A feedback round trip costs a day. Someone reviews, someone reads, someone asks for clarification, someone re-reviews. Most of those round trips trace back to the same handful of mistakes on the sender's side. Here are the ones worth fixing first, with the concrete correction for each.
Writing "the spacing feels off" without a screenshot
Pure prose feedback is tempting because it is fast to type. You saw the problem, you described it, you moved on. The receiver then has to reproduce your path, guess which element you meant, and infer what "off" means in pixels or proportions.
Fix it by attaching the still frame. Capture the screen, crop to the area in question, and write the comment on that item. If the problem is one specific element inside a busy layout, drop a numbered pin on it. The reader now sees exactly what you saw and reads your sentence with the right element in mind. Our notes on running a UX feedback pass go deeper on pairing the still with the sentence.
Mixing bugs, opinions, and questions in one paragraph
A single long comment that says the button color is wrong, the form does not submit on Safari, and you are not sure whether step three should come before step two forces the receiver to triage your paragraph before they can act on any of it. The bug gets lost behind the opinion. The question never gets answered.
Split them. One item per concern, with a verb at the front of each comment: "Fix", "Consider", "Decide". A bug, a preference, and a design question are three different requests with three different owners and three different urgencies. Treating them as one item guarantees that two of the three slip.
Recording a five-minute video instead of capturing stills
Video feels thorough. You narrate as you go, you do not have to write anything, and you feel like you covered the page. The receiver now has to scrub through five minutes to find the thirty seconds that matter, take their own notes from your voice, and hope they did not miss anything at 2:14. There is also nothing to paste into a ticket.
For most review work, stills with comments beat video. Capture the frame at the moment something is wrong, talk through it using dictation, and the words land next to the image as text. The exception is reproducing a timing-dependent bug, and even then a still of the broken state plus written reproduction steps usually wins. There is a longer argument in screen capture vs screen recording.
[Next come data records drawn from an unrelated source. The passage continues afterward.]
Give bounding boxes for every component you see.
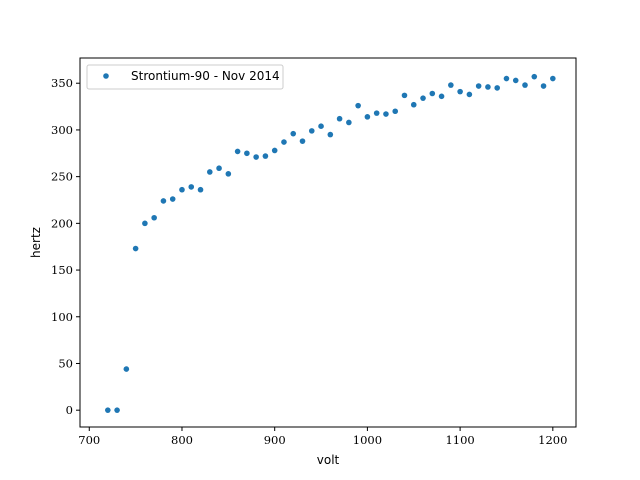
data-point xyxy=(271,147,278,154)
data-point xyxy=(188,184,195,190)
data-point xyxy=(234,148,241,155)
data-point xyxy=(410,101,417,108)
data-point xyxy=(355,102,361,109)
legend-entry: Strontium-90 - Nov 2014 xyxy=(131,69,280,83)
data-point xyxy=(540,83,547,89)
data-point xyxy=(336,115,343,122)
data-point xyxy=(512,77,519,84)
data-point xyxy=(448,82,454,88)
data-point xyxy=(420,95,426,101)
data-point xyxy=(522,82,528,88)
data-point xyxy=(364,114,371,120)
data-point xyxy=(373,110,380,116)
data-point xyxy=(475,83,482,89)
data-points xyxy=(105,73,556,413)
data-point xyxy=(327,131,334,138)
data-point xyxy=(132,245,139,252)
data-point xyxy=(123,366,130,372)
y-axis-label: hertz xyxy=(29,227,43,258)
data-point xyxy=(318,123,324,129)
x-axis-ticks: 700 800 900 1000 1100 1200 xyxy=(78,427,567,447)
data-point xyxy=(114,407,120,413)
data-point xyxy=(179,186,185,193)
x-tick-label: 800 xyxy=(171,433,193,447)
data-point xyxy=(346,119,352,126)
y-tick-label: 200 xyxy=(51,216,73,230)
y-tick-label: 0 xyxy=(66,403,73,417)
x-tick-label: 1200 xyxy=(538,433,567,447)
y-tick-label: 100 xyxy=(51,310,73,324)
y-tick-label: 300 xyxy=(51,123,73,137)
data-point xyxy=(466,91,473,98)
y-axis-ticks: 0 50 100 150 200 250 300 350 xyxy=(51,76,80,417)
data-point xyxy=(281,139,287,145)
data-point xyxy=(503,75,510,82)
data-point xyxy=(299,138,306,144)
data-point xyxy=(290,130,297,137)
plot-area xyxy=(79,57,577,428)
x-tick-label: 1000 xyxy=(353,433,382,447)
y-tick-label: 250 xyxy=(51,170,73,184)
legend-box xyxy=(86,64,284,90)
data-point xyxy=(253,154,259,160)
data-point xyxy=(485,84,491,90)
data-point xyxy=(531,73,538,80)
data-point xyxy=(457,88,463,95)
data-point xyxy=(160,198,167,204)
data-point xyxy=(142,220,148,227)
legend: Strontium-90 - Nov 2014 xyxy=(86,64,284,90)
data-point xyxy=(383,111,389,117)
y-tick-label: 50 xyxy=(58,356,73,370)
y-tick-label: 350 xyxy=(51,76,73,90)
y-tick-label: 150 xyxy=(51,263,73,277)
data-point xyxy=(244,150,250,157)
data-point xyxy=(197,186,204,193)
data-point xyxy=(401,92,408,99)
data-point xyxy=(225,171,232,177)
data-point xyxy=(169,196,176,202)
data-point xyxy=(105,407,111,413)
legend-marker xyxy=(103,73,109,79)
data-point xyxy=(438,93,445,100)
data-point xyxy=(550,75,556,82)
x-axis-label: volt xyxy=(317,453,340,467)
data-point xyxy=(308,128,315,134)
x-tick-label: 700 xyxy=(78,433,100,447)
axes-frame xyxy=(79,57,577,428)
data-point xyxy=(392,108,399,115)
data-point xyxy=(216,165,222,172)
data-point xyxy=(262,153,269,159)
x-tick-label: 900 xyxy=(264,433,286,447)
x-tick-label: 1100 xyxy=(445,433,474,447)
data-point xyxy=(206,169,213,175)
data-point xyxy=(494,85,500,91)
data-point xyxy=(151,214,157,221)
data-point xyxy=(429,90,436,97)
Sending feedback in a format the receiver has to convert
You paste twenty screenshots into a Google Doc with comments in the margins. The developer opens it, copies each image to a ticket, rewrites the comments, and renumbers them. Or you ship a Figma file to a client who has never opened Figma and watch them get stuck on the login screen.
Send output the receiver can use directly. A developer wants a link they can open and a list of items they can work through. A client wants a public URL with no signup. A coding agent wants markdown. Cobalt Capture publishes one review and gives you all three: the link, the PDF or Word export, and the markdown view. For client work specifically, the pattern in getting feedback without making the client learn a tool covers the handoff in detail.
Skipping the priority on every item
Twenty items, none marked. The receiver picks the first one, which turns out to be the least important. Halfway through they discover item 14 was a launch blocker. You both lose half a day.
Mark each item P1, P2, or P3 in the first word of the comment. P1 means it blocks the release or the user. P2 means it is wrong but shippable. P3 is a nit you would fix if there were time. If you cannot decide between two levels, pick the higher one. The cost of getting a P3 fixed early is small. The cost of missing a P1 is large.
Forgetting the steps that got you there
A screenshot of an error message with the comment "this is broken" leaves the receiver guessing how to reproduce it. They try the obvious path, do not see the error, and reply asking for steps. Another day gone.
For anything that is not visible on first page load, write the path. "Log in as a new user, skip onboarding, open Settings, click Export." Three lines. The reviewer who saw the bug is the cheapest person to write those steps. Anyone else has to reconstruct them. This matters most for QA bug reports and for anything going to an AI coding agent, which cannot ask follow-up questions.
Reviewing the design file when the product is built
You leave comments on the Figma frame, but the engineer built from a slightly older version, or made reasonable judgement calls where the spec was ambiguous. Half your comments do not apply to the built product. The other half are real, but the engineer has to map each one back to the actual code.
Once something is in staging, review the built thing, not the design. Capture the real page, comment on what is actually there, and let the design file be reference rather than the artifact under review. The design review on the built product writeup shows the order of operations.
Not publishing because you want to clean it up first
You finish the review, then sit on it for two days planning to tidy the wording. The team waits. By the time you send it, the engineer has moved to other work and has to context-switch back.
Publish the rough version the same day. The receiver would rather have ten blunt items today than fifteen polished ones on Friday. Start a review, capture, comment, publish. Tidy in version two if it matters.